OBJECTIVE: Hypertension and uncontrolled high blood pressure (BP) are more prevalent among less educated older adults than those with more schooling. However, these dichotomous indicators may fail to fully characterize educational disparities in BP, a continuous measure that predicts morbidity and mortality across much of its range. This study therefore focuses on the distribution of BP, assessing educational disparities across BP percentiles in addition to disparities in hypertension and uncontrolled BP.

METHODS: Data are from the 2014-2016 Health and Retirement Study, a nationally representative survey of older U.S. adults (n=14,498, ages 51-89). To examine associations between education, hypertension, and uncontrolled BP, I estimate linear probability models. To assess relationships between education and BP, I fit linear and unconditional quantile regression models.

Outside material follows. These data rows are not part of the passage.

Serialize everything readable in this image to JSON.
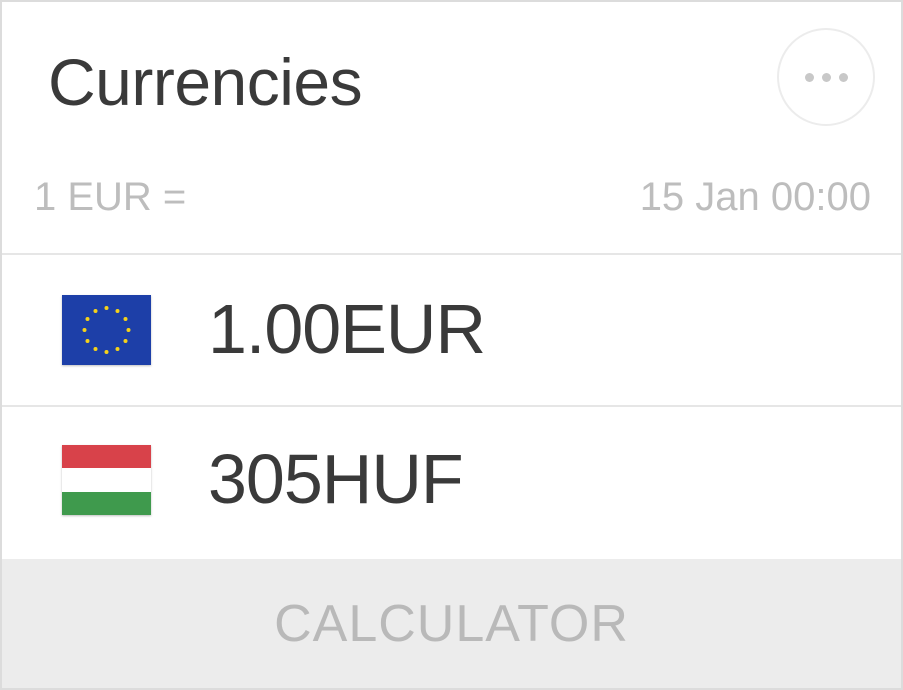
{
  "widget": {
    "title": "Currencies",
    "more_button_icon": "ellipsis-icon",
    "base_label": "1 EUR =",
    "timestamp": "15 Jan 00:00"
  },
  "rows": [
    {
      "flag_icon": "eu-flag-icon",
      "amount": "1.00EUR"
    },
    {
      "flag_icon": "hungary-flag-icon",
      "amount": "305HUF"
    }
  ],
  "footer": {
    "calculator_label": "CALCULATOR"
  },
  "colors": {
    "text_primary": "#3a3a3a",
    "text_secondary": "#bdbdbd",
    "footer_bg": "#ececec",
    "eu_blue": "#1d3fa8",
    "eu_star": "#f5d21a",
    "hu_red": "#d8424a",
    "hu_white": "#ffffff",
    "hu_green": "#3f9a4d"
  }
}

RESULTS: Less educated older adults are not only more likely to have hypertension and uncontrolled BP than those with more schooling; they also have higher systolic BP across nearly the entire BP distribution. Educational disparities in systolic BP increase in magnitude across BP percentiles and are largest at BP's highest levels. This pattern is observed for those with and without diagnosed hypertension; is robust to early-life confounders; and is only partially explained by socioeconomic and health-related circumstances in adulthood.

DISCUSSION: Among older U.S. adults, the distribution of BP is compressed at lower, healthier levels for those with more education, and skewed towards the highest, most harmful levels among the less-educated. Educational inequities in hypertension awareness and treatment efficacy may underlie these patterns. Implications for fundamental cause theory are discussed.